Need help to wake up my heart.
Entire story merged
I need help waking up my heart here, I never in my life have been in an abusive relationship and I never thought I would. I am currently in a relationship that's not right for me and I KNOW its best for me to run away from this situation, but my heart won't let me. I have heard not from one ex but several ex's about my current boyfriend how abusive he is, and how much of an alcoholic he is. The stories of the abuse are horrible very scary. I confronted my boyfriend first he flew off the handle denied everything,but then came clean and admitted to all his beating on women. Again I know its best for me to run away, but I'm having such great difficulty because my heart is so attached, and so in love. I need some help here on how to wake my heart up in this, because I haven't been able walk away from this and I'm scared I'm going to be the next victim. :(
Not fully understanding... why.
I have posted numerous times on this board about a guy I was involved with that turned out to be total bad news for me. Anyway I have been going through something I don't understand. I have not seen this guy since this one time in NYC when he was all in my face and showed me his abusive side that I got warned majorly about, this was back in October. Anyway, what I don't understand is that, I STILL have communication with him we talk online in instant messages, sometimes emails.

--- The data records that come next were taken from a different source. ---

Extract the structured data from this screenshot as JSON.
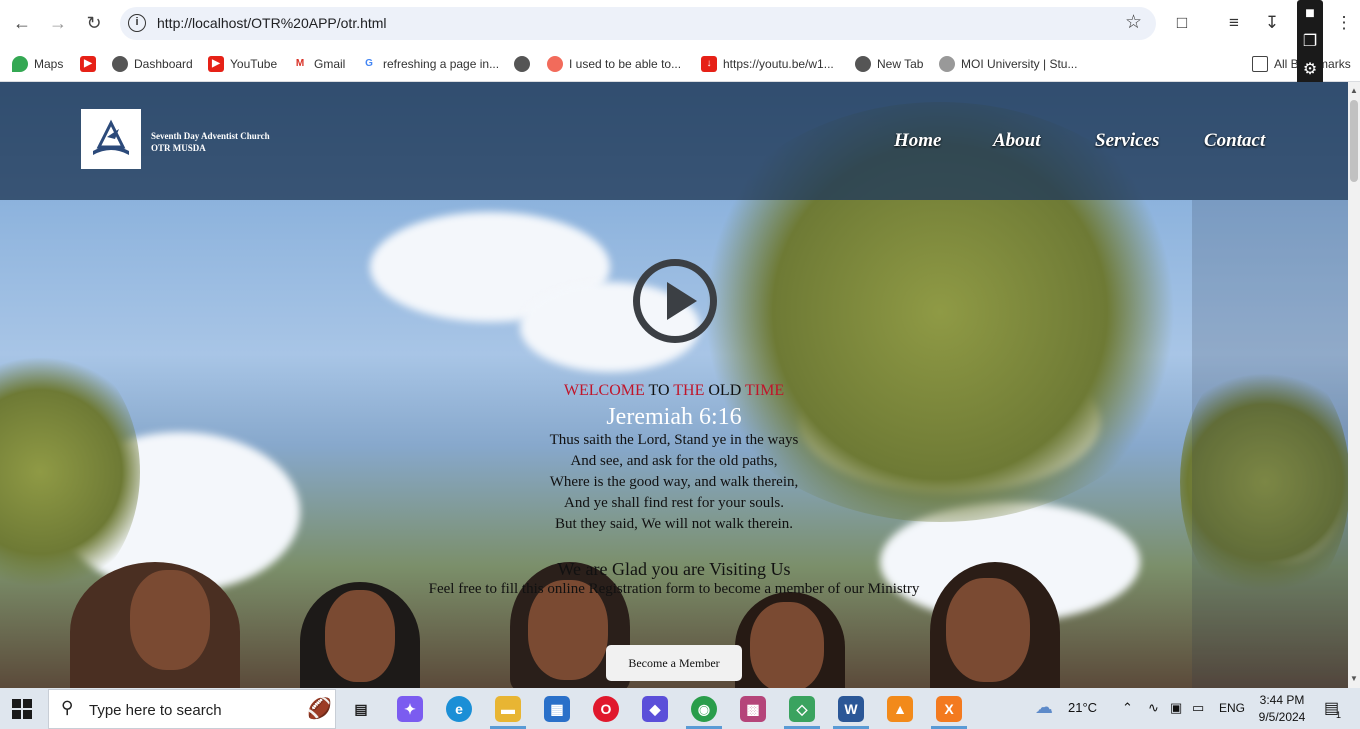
{
  "browser": {
    "url": "http://localhost/OTR%20APP/otr.html",
    "bookmarks": [
      {
        "label": "Maps"
      },
      {
        "label": ""
      },
      {
        "label": "Dashboard"
      },
      {
        "label": "YouTube"
      },
      {
        "label": "Gmail"
      },
      {
        "label": "refreshing a page in..."
      },
      {
        "label": ""
      },
      {
        "label": "I used to be able to..."
      },
      {
        "label": "https://youtu.be/w1..."
      },
      {
        "label": "New Tab"
      },
      {
        "label": "MOI University | Stu..."
      },
      {
        "label": "All Bookmarks"
      }
    ]
  },
  "site": {
    "logo_line1": "Seventh Day Adventist Church",
    "logo_line2": "OTR MUSDA",
    "menu": [
      "Home",
      "About",
      "Services",
      "Contact"
    ],
    "welcome": {
      "w1": "WELCOME",
      "w2": "TO",
      "w3": "THE",
      "w4": "OLD",
      "w5": "TIME"
    },
    "verse_ref": "Jeremiah 6:16",
    "verse_lines": [
      "Thus saith the Lord, Stand ye in the ways",
      "And see, and ask for the old paths,",
      "Where is the good way, and walk therein,",
      "And ye shall find rest for your souls.",
      "But they said, We will not walk therein."
    ],
    "glad": "We are Glad you are Visiting Us",
    "feel_free": "Feel free to fill this online Registration form to become a member of our Ministry",
    "member_button": "Become a Member"
  },
  "taskbar": {
    "search_placeholder": "Type here to search",
    "weather": "21°C",
    "language": "ENG",
    "time": "3:44 PM",
    "date": "9/5/2024",
    "notification_count": "1"
  }
}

I have refused to give him my new phone number, as well as giving him my new address where I live currently yet I still have contact with him, I do not understand. He did something VERY horrible to me that I never mentioned on this board, which I don't know if I ever will talk about it in case he ever finds me posting on here. I just don't understand why I still have communication with this lowlife jerk. I have a better life now, and surrounded by many positive people, yet.. I still talk to him. If my family or my close friends knew they wouldn't be happy with me knowing about the horrible thing I went through because of him. Any explanations?
Comment on ironhide262's post
I totally agree, I'd love to see a shrink to figure this out, once I'm more healthy I plan to do so.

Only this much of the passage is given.